2022-09-16 Thread Stefan Hajnoczi
On Thu, Sep 15, 2022 at 09:48:18AM -0700, Sarthak Kukreti wrote:
> From: Sarthak Kukreti 
> 
> Hi,
> 
> This patch series is an RFC of a mechanism to pass through provision requests 
> on stacked thinly provisioned storage devices/filesystems.
> 
> The linux kernel provides several mechanisms to set up thinly provisioned 
> block storage abstractions (eg. dm-thin, loop devices over sparse files), 
> either directly as block devices or backing storage for filesystems. 
> Currently, short of writing data to either the device or filesystem, there is 
> no way for users to pre-allocate space for use in such storage setups. 
> Consider the following use-cases:
> 
> 1) Suspend-to-disk and resume from a dm-thin device: In order to ensure that 
> the underlying thinpool metadata is not modified during the suspend 
> mechanism, the dm-thin device needs to be fully provisioned.
> 2) If a filesystem uses a loop device over a sparse file, fallocate() on the 
> filesystem will allocate blocks for files but the underlying sparse file will 
> remain intact.
> 3) Another example is virtual machine using a sparse file/dm-thin as a 
> storage device; by default, allocations within the VM boundaries will not 
> affect the host.
> 4) Several storage standards support mechanisms for thin provisioning on real 
> hardware devices. For example:
>   a. The NVMe spec 1.0b section 2.1.1 loosely talks about thin provisioning: 
> "When the THINP bit in the NSFEAT field of the Identify Namespace data 
> structure is set to ‘1’, the controller ... shall track the number of 
> allocated blocks in the Namespace Utilization field"
>   b. The SCSi Block Commands reference - 4 section references "Thin 
> provisioned logical units",
>   c.
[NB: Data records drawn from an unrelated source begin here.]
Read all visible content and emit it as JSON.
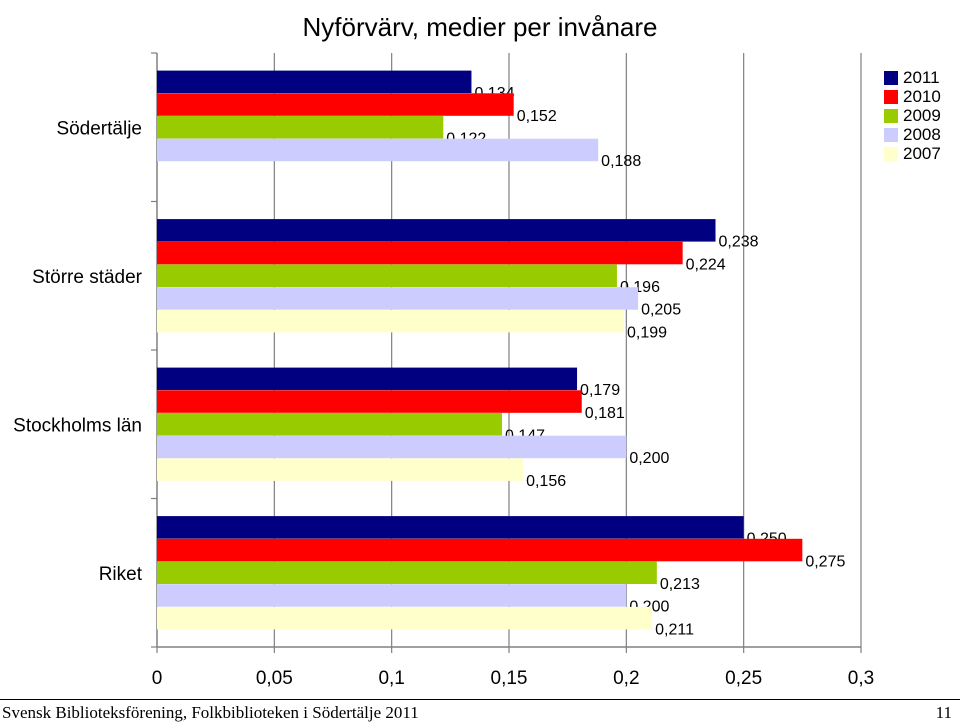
{
  "page": {
    "footer_text": "Svensk Biblioteksförening, Folkbiblioteken i Södertälje 2011",
    "page_number": "11"
  },
  "chart_data": {
    "type": "bar",
    "orientation": "horizontal",
    "title": "Nyförvärv, medier per invånare",
    "categories": [
      "Södertälje",
      "Större städer",
      "Stockholms län",
      "Riket"
    ],
    "series": [
      {
        "name": "2011",
        "color": "#000080",
        "values": [
          0.134,
          0.238,
          0.179,
          0.25
        ],
        "labels": [
          "0,134",
          "0,238",
          "0,179",
          "0,250"
        ]
      },
      {
        "name": "2010",
        "color": "#FF0000",
        "values": [
          0.152,
          0.224,
          0.181,
          0.275
        ],
        "labels": [
          "0,152",
          "0,224",
          "0,181",
          "0,275"
        ]
      },
      {
        "name": "2009",
        "color": "#99CC00",
        "values": [
          0.122,
          0.196,
          0.147,
          0.213
        ],
        "labels": [
          "0,122",
          "0,196",
          "0,147",
          "0,213"
        ]
      },
      {
        "name": "2008",
        "color": "#CCCCFF",
        "values": [
          0.188,
          0.205,
          0.2,
          0.2
        ],
        "labels": [
          "0,188",
          "0,205",
          "0,200",
          "0,200"
        ]
      },
      {
        "name": "2007",
        "color": "#FFFFCC",
        "values": [
          null,
          0.199,
          0.156,
          0.211
        ],
        "labels": [
          null,
          "0,199",
          "0,156",
          "0,211"
        ]
      }
    ],
    "xlim": [
      0,
      0.3
    ],
    "xticks": [
      0,
      0.05,
      0.1,
      0.15,
      0.2,
      0.25,
      0.3
    ],
    "xtick_labels": [
      "0",
      "0,05",
      "0,1",
      "0,15",
      "0,2",
      "0,25",
      "0,3"
    ],
    "grid": true,
    "legend_position": "top-right"
  }
}
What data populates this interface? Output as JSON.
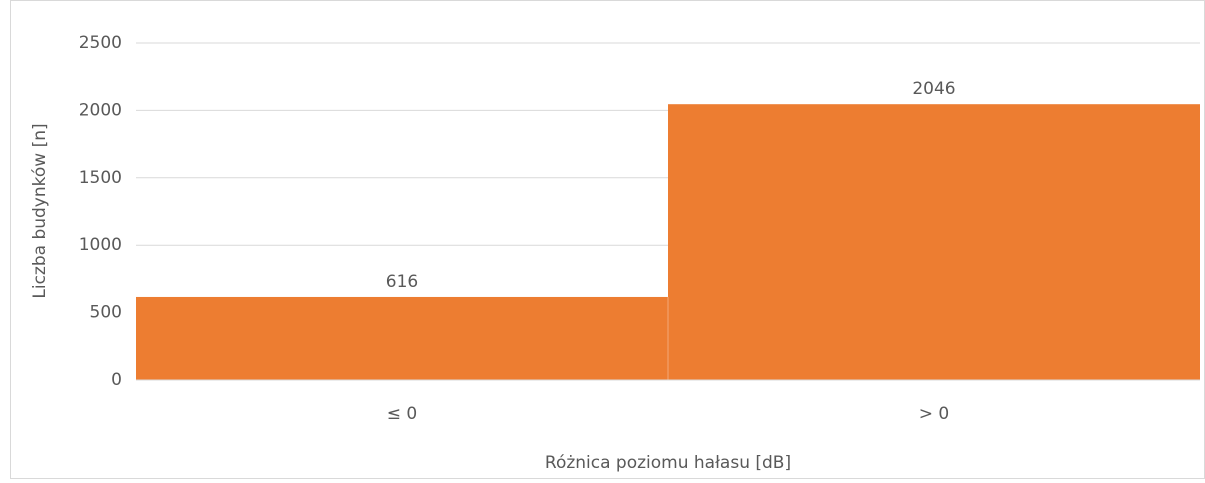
{
  "chart_data": {
    "type": "bar",
    "categories": [
      "≤ 0",
      "> 0"
    ],
    "values": [
      616,
      2046
    ],
    "color": "#ed7d31",
    "xlabel": "Różnica poziomu hałasu [dB]",
    "ylabel": "Liczba budynków [n]",
    "ylim": [
      0,
      2500
    ],
    "yticks": [
      0,
      500,
      1000,
      1500,
      2000,
      2500
    ],
    "grid": true
  }
}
UFS 3.0 spec section 13.3.3 references "Thin provisioning".

When REQ_OP_PROVISION is sent on an already-allocated range of blocks,
are those blocks zeroed? NVMe Write Zeroes with Deallocate=0 works this
way, for example. That behavior is counterintuitive since the operation
name suggests it just affects the logical block's provisioning state,
not the contents of the blocks.

> In all of the above situations, currently the only way for pre-allocating 
> space is to issue writes (or use WRITE_ZEROES/WRITE_SAME). However, that does 
> not scale well with larger pre-allocation sizes. 

What exactly is the issue with WRITE_ZEROES scalability? Are you
referring to cases where the device doesn't support an efficient
WRITE_ZEROES command and actually writes blocks filled with zeroes
instead of updating internal allocation metadata cheaply?